# Winter Blast 12/30



## bcahn (Jan 10, 2013)

Morning all,
Decided to brave the cold and head out Saturday morning to a strong North flow with 1-3 ft seas. Launched at Hurlburt around 7, made bait at the bridge rubble and headed south. We planned to target only grouper so live bait was crucial. Hit a few spots 18 miles straight south from destin. First drop, 2 hook ups both break offs.  Move a few miles west and landed a 36" AJ. This guy kicked our butt! Successful release and off to another spot. Surfaced a 150 lb plus bull shark that wore me down. Moved again to our final area where the winds died down and seas followed. :yes:
My wife drops and immediately gets nailed, game on. The fish rocked her and she had to give up the rig. We backed down and gave him slack, then he made another run. Pullin this guy felt like a 5 gallon buck coming up. Red Grouper at 20#. :thumbup:
Made several drifts with 2 more reds in the box. Great day on the water with friends and family. Smooth ride in with a clear skyline. 
Awesome way to end 2017! :notworthy:


----------



## OHenry (Apr 28, 2011)

Very nice! Congrats


----------



## bigrick (Sep 29, 2010)

release?


----------



## Team Kaos (Jun 21, 2017)

bigrick said:


> release?


I certainly hope not. Nice catch and great eating!!


----------



## bcahn (Jan 10, 2013)

Yea, i thought AJs were out of season in DEC, did I miss something?


----------



## bigrick (Sep 29, 2010)

Thought you meant the fish in the picture.
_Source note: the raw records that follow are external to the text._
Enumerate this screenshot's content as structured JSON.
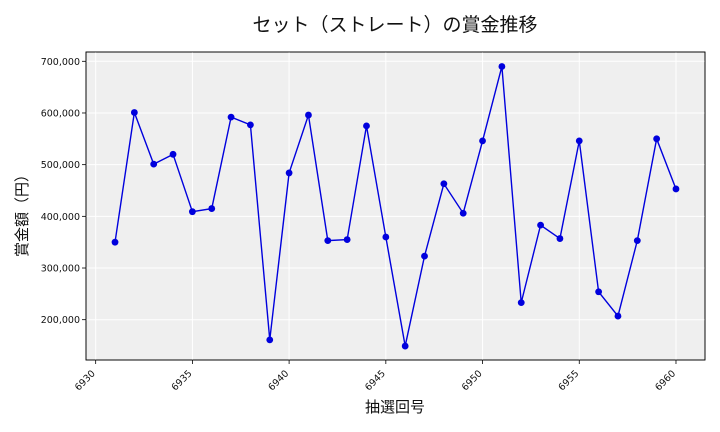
{
  "chart_data": {
    "type": "line",
    "title": "セット（ストレート）の賞金推移",
    "xlabel": "抽選回号",
    "ylabel": "賞金額（円）",
    "x": [
      6931,
      6932,
      6933,
      6934,
      6935,
      6936,
      6937,
      6938,
      6939,
      6940,
      6941,
      6942,
      6943,
      6944,
      6945,
      6946,
      6947,
      6948,
      6949,
      6950,
      6951,
      6952,
      6953,
      6954,
      6955,
      6956,
      6957,
      6958,
      6959,
      6960
    ],
    "series": [
      {
        "values": [
          350000,
          601000,
          501000,
          520000,
          409000,
          415000,
          592000,
          577000,
          161000,
          484000,
          596000,
          353000,
          355000,
          575000,
          360000,
          149000,
          323000,
          463000,
          406000,
          546000,
          690000,
          233000,
          383000,
          357000,
          546000,
          254000,
          207000,
          353000,
          550000,
          453000
        ],
        "color": "#0000dd"
      }
    ],
    "xlim": [
      6929.5,
      6961.5
    ],
    "ylim": [
      122000,
      718000
    ],
    "xticks": [
      6930,
      6935,
      6940,
      6945,
      6950,
      6955,
      6960
    ],
    "xtick_labels": [
      "6930",
      "6935",
      "6940",
      "6945",
      "6950",
      "6955",
      "6960"
    ],
    "yticks": [
      200000,
      300000,
      400000,
      500000,
      600000,
      700000
    ],
    "ytick_labels": [
      "200,000",
      "300,000",
      "400,000",
      "500,000",
      "600,000",
      "700,000"
    ],
    "grid": true,
    "plot_background": "#efefef"
  }
}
We got our butts whooped by some AJs Saturday too. Lost every vertical jig in the boat.


----------



## lobsterman (Sep 30, 2007)

Winter fishing is always a blast!


----------



## bcahn (Jan 10, 2013)

*Worried*



bigrick said:


> Thought you meant the fish in the picture. We got our butts whooped by some AJs Saturday too. Lost every vertical jig in the boat.



Oh gotcha, man I thought I threw back a legal fish. That sucker took us down hard! I purposely didn't jig just to avoid them. My buddy caught him on the bottom with a ruby red with nothing showing on the screen.


----------



## BIGDUCK (Jun 15, 2017)

Well done !


----------



## SH27GameFish (Jul 4, 2014)

nice , maybe I can get my boat off the lift next week , super low tides are killing me


----------



## bcahn (Jan 10, 2013)

*Horrible*



SH27GameFish said:


> nice , maybe I can get my boat off the lift next week , super low tides are killing me


Man that sucks, hope you can get out soon, winter fishing is a blast!


----------